Growing up, I was exposed to every sport known to humans: I played soccer, softball, volleyball, ran a bit, did cheerleading, and watched nearly everything else. A lot of people don’t play sports because they’re not good. I won’t admit that. I once won an entire volleyball game myself because people couldn’t hit my serves and I was a kickass softball pitcher.
But, I couldn’t continue with sports because I was way too dramatic.
It’s not that I always knew I’d be much happier in the arts; on paper I’m a much better pitcher than I really am as an actor or singer, but I’m naturally a really sensitive person. I feel things really intensely and can come off, as my lovely friends enjoy pointing out, overdramatic. And when you’re 8, no one calls you lively or unique or artistic or a firecracker. They frankly think you’re a pain.
I don’t know if you’ve ever pitched at a crowded game before, but it is not for the faint of heart. It’s certainly not for the particularly anxious.
So, I would cry and shake, and feel all the feels, not because I was nervous, but because I was feeling so many things at once and all eyes were on me. I eventually quit sports for good because volleyball practice interfered with marching band camp and the rest is history.
Once I left sports, I was embraced by the amazing communities of artists and activists and writers and just all around amazing people who were just as intense and nuts and overdramatic as I was. I channeled and got an escape from all the muddle that was in my brain through the arts. I’ve learned from the people I’ve met that it’s OK to feel things so much that you can’t even put it into words. That’s why we write and paint and just sometimes jump around because the joy is too much and we’e afraid it’ll explode out of every pore.

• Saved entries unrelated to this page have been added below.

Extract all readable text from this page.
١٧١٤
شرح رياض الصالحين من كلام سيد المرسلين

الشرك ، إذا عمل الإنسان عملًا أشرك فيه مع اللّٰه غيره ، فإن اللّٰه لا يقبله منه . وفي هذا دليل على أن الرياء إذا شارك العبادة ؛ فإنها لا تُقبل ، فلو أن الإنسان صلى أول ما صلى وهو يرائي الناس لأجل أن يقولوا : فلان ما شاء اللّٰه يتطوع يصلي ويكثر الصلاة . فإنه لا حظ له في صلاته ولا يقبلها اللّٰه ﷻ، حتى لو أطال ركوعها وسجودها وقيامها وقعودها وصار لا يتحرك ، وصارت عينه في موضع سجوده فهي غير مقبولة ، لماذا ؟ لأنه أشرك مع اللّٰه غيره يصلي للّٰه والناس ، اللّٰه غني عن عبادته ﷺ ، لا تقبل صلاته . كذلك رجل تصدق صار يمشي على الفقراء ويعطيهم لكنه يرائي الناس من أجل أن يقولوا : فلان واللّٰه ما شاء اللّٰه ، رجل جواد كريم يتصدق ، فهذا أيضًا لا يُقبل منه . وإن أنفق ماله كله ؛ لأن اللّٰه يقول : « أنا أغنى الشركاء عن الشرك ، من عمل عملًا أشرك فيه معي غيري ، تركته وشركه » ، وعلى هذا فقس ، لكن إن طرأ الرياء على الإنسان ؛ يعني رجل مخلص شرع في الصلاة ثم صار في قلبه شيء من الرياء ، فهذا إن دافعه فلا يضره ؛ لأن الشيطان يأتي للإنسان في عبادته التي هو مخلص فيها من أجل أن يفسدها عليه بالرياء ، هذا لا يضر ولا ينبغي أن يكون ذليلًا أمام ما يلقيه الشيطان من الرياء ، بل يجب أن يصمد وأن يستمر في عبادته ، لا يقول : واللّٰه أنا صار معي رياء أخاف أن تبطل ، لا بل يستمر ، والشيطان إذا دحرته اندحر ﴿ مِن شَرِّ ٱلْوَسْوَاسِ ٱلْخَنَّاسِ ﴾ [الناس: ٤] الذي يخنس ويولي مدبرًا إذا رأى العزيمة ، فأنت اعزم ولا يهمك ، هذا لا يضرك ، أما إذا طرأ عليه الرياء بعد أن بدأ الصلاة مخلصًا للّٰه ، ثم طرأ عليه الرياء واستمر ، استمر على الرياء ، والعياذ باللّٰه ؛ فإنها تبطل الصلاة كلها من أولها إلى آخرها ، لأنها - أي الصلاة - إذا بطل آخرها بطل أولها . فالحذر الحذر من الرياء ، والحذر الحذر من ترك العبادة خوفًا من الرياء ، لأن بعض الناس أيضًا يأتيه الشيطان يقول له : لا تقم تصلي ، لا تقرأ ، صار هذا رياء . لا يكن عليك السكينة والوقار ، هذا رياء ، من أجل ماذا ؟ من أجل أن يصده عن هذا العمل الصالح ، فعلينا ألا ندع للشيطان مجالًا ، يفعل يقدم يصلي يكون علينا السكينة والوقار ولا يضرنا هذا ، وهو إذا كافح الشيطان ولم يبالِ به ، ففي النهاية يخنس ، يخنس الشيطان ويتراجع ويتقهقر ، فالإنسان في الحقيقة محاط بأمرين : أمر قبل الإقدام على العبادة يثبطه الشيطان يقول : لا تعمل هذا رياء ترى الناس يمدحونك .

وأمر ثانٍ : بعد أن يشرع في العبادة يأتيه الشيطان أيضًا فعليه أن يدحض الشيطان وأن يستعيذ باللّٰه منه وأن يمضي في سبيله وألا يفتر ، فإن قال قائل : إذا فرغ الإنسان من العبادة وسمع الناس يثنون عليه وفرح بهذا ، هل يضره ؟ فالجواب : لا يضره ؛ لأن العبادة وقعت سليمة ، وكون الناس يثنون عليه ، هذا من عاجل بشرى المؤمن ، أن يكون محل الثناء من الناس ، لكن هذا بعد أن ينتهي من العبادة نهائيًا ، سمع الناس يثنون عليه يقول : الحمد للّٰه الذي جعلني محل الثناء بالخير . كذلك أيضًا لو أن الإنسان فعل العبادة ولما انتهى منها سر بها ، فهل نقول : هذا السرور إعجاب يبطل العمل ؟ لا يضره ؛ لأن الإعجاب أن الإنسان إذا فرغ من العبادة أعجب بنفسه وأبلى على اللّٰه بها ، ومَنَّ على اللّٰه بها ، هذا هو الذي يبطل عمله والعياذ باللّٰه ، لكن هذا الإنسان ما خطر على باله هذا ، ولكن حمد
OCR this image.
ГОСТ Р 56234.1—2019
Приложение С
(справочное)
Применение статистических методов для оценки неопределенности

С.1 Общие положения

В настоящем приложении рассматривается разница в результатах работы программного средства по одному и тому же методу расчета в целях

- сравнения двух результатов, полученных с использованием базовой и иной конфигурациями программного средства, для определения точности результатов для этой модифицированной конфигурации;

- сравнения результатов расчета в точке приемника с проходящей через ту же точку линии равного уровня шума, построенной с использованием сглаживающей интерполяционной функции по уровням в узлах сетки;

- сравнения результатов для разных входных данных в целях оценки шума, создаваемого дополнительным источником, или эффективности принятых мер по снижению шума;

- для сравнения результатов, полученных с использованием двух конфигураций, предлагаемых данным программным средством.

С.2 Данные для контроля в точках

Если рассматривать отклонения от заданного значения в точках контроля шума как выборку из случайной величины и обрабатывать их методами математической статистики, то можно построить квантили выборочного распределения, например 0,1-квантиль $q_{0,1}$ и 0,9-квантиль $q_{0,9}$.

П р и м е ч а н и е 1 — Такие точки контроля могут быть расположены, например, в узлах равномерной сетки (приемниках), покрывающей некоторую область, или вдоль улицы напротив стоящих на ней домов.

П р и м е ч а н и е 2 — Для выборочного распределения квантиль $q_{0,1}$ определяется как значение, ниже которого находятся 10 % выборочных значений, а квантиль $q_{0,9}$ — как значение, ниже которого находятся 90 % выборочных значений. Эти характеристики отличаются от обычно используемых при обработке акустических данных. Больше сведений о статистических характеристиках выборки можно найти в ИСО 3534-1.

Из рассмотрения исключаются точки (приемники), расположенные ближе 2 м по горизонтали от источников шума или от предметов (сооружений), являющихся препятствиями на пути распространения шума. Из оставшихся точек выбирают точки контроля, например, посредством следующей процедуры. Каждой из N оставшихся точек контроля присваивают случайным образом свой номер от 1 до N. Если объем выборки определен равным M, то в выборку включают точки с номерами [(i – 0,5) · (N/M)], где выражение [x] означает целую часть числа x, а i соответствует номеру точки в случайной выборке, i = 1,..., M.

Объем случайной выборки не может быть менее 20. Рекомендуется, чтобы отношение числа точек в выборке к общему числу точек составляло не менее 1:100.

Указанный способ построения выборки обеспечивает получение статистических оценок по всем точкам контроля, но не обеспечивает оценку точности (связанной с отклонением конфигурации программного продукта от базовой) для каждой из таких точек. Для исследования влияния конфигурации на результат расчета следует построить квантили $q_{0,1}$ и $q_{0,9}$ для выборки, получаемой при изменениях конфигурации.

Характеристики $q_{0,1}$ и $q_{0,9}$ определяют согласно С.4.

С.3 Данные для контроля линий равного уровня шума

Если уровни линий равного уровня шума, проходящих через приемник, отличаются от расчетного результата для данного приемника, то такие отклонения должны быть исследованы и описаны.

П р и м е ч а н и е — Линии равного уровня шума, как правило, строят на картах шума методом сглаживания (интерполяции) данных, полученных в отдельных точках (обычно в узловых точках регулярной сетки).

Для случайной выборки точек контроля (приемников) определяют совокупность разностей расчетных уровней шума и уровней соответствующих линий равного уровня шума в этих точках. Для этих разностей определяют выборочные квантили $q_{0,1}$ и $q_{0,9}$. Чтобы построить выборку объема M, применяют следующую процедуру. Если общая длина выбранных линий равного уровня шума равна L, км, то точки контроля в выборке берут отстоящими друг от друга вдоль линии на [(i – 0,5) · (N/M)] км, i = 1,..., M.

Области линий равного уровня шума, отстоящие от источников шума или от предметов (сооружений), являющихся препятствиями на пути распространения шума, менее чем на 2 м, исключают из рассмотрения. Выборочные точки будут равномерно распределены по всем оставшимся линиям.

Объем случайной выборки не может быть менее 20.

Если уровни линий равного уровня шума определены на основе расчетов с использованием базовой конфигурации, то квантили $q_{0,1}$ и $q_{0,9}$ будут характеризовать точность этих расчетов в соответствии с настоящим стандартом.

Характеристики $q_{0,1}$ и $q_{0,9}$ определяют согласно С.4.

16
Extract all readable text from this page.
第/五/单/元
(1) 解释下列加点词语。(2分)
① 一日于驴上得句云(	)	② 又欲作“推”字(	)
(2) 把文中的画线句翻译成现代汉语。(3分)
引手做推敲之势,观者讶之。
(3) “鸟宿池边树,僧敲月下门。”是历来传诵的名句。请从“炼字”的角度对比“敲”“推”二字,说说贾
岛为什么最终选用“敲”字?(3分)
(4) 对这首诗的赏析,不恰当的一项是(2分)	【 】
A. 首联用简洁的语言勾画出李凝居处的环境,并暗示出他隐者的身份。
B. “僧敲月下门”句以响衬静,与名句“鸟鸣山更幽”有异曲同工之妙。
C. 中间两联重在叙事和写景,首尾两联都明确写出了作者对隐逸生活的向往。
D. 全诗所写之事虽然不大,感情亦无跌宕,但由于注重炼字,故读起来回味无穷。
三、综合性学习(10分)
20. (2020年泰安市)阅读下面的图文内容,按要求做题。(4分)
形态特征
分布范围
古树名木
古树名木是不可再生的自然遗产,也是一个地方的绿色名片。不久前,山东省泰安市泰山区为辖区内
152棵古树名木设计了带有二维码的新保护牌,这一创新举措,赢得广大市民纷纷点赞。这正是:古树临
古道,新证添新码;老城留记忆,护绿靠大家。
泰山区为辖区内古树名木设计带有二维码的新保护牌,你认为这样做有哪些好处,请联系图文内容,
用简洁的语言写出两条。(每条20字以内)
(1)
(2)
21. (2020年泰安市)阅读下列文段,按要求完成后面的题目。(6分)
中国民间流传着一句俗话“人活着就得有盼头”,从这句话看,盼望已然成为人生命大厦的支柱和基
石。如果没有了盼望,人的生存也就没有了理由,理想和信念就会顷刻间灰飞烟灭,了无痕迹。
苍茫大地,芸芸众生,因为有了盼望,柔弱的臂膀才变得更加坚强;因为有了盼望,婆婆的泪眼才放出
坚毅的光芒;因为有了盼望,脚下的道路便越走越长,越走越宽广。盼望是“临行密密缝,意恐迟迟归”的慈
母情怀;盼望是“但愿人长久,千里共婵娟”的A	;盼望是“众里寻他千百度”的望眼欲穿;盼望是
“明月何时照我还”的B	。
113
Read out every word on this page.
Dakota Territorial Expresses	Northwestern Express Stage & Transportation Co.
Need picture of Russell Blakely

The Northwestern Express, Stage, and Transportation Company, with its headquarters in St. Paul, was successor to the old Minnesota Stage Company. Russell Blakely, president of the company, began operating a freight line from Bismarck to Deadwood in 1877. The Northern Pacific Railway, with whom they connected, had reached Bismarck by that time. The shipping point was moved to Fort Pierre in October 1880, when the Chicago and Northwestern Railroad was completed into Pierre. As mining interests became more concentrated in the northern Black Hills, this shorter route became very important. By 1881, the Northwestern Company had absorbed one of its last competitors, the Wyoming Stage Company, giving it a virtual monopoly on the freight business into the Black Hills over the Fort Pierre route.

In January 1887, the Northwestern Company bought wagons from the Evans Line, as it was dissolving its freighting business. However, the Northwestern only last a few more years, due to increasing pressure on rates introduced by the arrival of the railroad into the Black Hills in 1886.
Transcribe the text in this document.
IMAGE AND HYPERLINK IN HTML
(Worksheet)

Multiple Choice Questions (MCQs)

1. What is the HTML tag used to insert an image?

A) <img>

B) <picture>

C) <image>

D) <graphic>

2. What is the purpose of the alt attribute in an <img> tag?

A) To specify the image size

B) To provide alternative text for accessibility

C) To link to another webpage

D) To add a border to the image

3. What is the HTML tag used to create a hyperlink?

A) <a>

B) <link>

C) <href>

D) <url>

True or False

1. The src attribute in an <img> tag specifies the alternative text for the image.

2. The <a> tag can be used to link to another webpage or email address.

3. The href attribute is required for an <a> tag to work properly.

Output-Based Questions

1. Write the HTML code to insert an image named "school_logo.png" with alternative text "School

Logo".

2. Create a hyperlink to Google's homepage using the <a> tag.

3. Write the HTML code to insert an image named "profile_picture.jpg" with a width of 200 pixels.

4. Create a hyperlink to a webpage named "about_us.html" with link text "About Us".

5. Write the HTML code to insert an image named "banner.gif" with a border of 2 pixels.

But, the world is not an artists’ colony. Going into journalism, I’ve met a lot of amazing people who do not deal with emotions or even art the same way that I do. I’m the same old girl who cried at the pitcher’s mound to them sometimes, and I’ll let you in on a little secret: I found out years later that all of my teammates hated me for it. And I think my friends sometimes do, too.
I try to explain my insane brain to them or why I do the things that I do, but it’s like I’m speaking Latin. They don’t understand why an otherwise normal person will sometimes cry really hard at nonsense or why I sometimes enjoy performing as a man in a campy ’70s movie-musical.
When I was younger, I was often told to try to suppress a lot of my emotions because it scared people and I came on way too strong. Being overdramatic, or what I like to call feeling my genuine feelings, was not good. I had to be ashamed and not trust myself for feeling what I was feeling. It’s the whole nonsense about “if you smile enough you’ll make yourself happy.” BS.
Sometimes things aren’t sunshine and roses and occasional clouds. Sometimes for people the world could be falling down all around them and the very earth they stand on could be collapsing and sometimes they could feel so much joy, it takes every little bit to not feel like you’re seriously flying. Not everyone can squash their feelings into socially acceptable piles. And that’s OK.
The worst, most stressful thing that you can do for yourself is not be your authentic self. Being too loud or “too much” and overdramatic or whatever it is about you that bugs the shit out of some people is probably what makes someone else love you.
I know for me, my dramatic side has been an entire blessing, not even in disguise. It has allowed me an outlet for this raging sea of emotion that seems to always brewing below the surface of my mind. It has given me the love of my life: art. It has also given me the other great loves of my life: my dear friends. Because believe it or not: being your authentic self, though it may piss others off or cause an entire team of 12 year olds to hate you, will ultimately give you those who genuinely know your soul and can deal with your crazy ass.
I’d rather be nine people’s favorite thing than 100 people’s ninth favorite thing.